Günün erinde belediyenin “konuk evi”nden çıktım.
Gazetemi aldım.
Bir çorbacının ana yola bakan açık yerindeki masalardan birine oturdum.
Çok geçmedi 7-8 yaşlarında bir kız çocuğu geldi babasıyla.
Saçları düzgün taranmış, kurdeleli…
Çantası sırtında…
Babası öptü, kokladı, okşadı.
“İyi dersler!”
Dedi.
Çorbacıya girdi. Orada çalışıyordu.
Yavrusu yürüdü gitti…
İçimde bir duygu seli…
Böyledir bizim buralar… Dişinden tırnağından artırır, yavrusunu okutur…
Çayımı içtim.
“Borcum?​”
“Ne verirsen”
dedi.
Anladım ki aslında çay vermiyorlardı, çorbacıydı orası. Bana günün erinde olumsuz yanıt vermek istememişti. Kendi çayından vermişti…
Ne denirdi ki?
Araç geldi, beni “Meslek Yüksek Okulu” na götürdü.
Öğrencilere konuşacaktım.
Konuşmamı yazmıştım ama onu bir yana bıraktım.
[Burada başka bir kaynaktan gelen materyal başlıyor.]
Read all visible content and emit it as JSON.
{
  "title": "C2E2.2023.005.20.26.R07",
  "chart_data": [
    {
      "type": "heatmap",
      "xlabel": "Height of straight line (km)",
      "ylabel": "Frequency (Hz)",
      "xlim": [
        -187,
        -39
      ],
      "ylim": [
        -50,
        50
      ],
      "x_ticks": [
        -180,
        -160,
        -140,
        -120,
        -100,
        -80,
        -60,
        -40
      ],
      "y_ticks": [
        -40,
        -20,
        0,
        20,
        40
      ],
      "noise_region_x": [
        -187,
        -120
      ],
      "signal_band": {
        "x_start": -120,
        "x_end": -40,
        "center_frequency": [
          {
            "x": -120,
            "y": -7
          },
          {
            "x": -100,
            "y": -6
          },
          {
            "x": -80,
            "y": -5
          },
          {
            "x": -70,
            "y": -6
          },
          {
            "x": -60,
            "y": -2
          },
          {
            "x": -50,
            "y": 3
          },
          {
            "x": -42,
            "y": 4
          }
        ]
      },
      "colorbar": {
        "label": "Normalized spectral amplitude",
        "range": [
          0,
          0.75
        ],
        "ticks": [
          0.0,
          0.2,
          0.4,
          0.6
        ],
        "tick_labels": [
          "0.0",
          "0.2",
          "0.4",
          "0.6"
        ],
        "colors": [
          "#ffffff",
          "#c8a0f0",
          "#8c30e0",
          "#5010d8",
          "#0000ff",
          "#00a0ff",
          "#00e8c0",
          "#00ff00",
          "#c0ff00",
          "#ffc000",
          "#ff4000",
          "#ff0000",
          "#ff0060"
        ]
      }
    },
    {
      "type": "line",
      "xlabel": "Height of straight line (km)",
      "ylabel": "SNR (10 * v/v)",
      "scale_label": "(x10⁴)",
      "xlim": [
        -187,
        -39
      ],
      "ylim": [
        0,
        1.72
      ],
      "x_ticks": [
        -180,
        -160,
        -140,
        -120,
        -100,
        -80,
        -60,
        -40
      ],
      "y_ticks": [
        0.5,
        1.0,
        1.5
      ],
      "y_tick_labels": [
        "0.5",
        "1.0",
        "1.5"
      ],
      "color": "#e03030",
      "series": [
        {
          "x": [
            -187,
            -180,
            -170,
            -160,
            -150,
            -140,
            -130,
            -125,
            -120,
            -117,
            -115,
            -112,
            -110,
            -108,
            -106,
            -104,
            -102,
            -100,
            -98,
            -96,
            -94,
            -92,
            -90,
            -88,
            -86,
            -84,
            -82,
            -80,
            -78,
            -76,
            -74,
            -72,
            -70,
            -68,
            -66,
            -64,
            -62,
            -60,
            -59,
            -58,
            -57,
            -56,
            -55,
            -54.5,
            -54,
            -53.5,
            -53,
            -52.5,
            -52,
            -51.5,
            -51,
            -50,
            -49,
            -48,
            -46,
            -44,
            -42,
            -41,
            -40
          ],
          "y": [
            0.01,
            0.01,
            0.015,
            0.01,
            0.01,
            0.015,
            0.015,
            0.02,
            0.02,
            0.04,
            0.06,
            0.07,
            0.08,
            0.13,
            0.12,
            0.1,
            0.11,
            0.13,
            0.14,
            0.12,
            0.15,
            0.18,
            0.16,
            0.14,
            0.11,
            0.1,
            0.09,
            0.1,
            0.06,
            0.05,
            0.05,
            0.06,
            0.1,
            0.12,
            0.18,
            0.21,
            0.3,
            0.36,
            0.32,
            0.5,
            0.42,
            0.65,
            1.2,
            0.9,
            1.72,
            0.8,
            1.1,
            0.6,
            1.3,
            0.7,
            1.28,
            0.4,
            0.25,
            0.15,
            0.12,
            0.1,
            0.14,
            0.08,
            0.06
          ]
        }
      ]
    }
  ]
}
Önce küçük kızı, babasını anlattım onlara…
Onlar da evlerinden uzaktaydılar.
Onlar da ÜRETEREK öğreniyorlardı…
Azıcık Köy Enstitülerini, azıcık Eğitim Devrimimizi, azıcık Cumhuriyetimizi anlattım onlara. Gözlerine baka baka…
Gözlerinin önünde kendi ana- babaları vardı gibi geldi bana…
Gözleri hem derinledi hem de ışıdı…
Gene iki ses vardı başımın içinde.
Biri gençlere konuşuyordu,
öteki, kulağıma:
“ Ülkemizin bütün çocuklarının bu olanakları var mı? Onların da gözleri ışıl ışıl mı? Babaları var mı başlarını okşayacak?​”
Karacasu’ lulara, dün şiirlerimi okumadan önce sormuştum:
“Çine’deki (Aydın’la Muğla arasında) Kuvay-ı Milliye Müzesini gördünüz mü? Görmedinizse gidin görün. Tez gidin görün... Yürük Ali’nin baldızının kırk yamalı şalvarını görün. Bu ülkenin ne gibi koşullarda kurtarıldığını anlayın. Kırk yamalı şalvarlıların daha sonra neleri var ettiklerini bir düşünün.”
Bu gün onların, hemen hepsinin kimlere satıldığını bilseler, bizi bu duruma düşürenlere bakarken, hiç kuşkum yok içleri buz keserdi.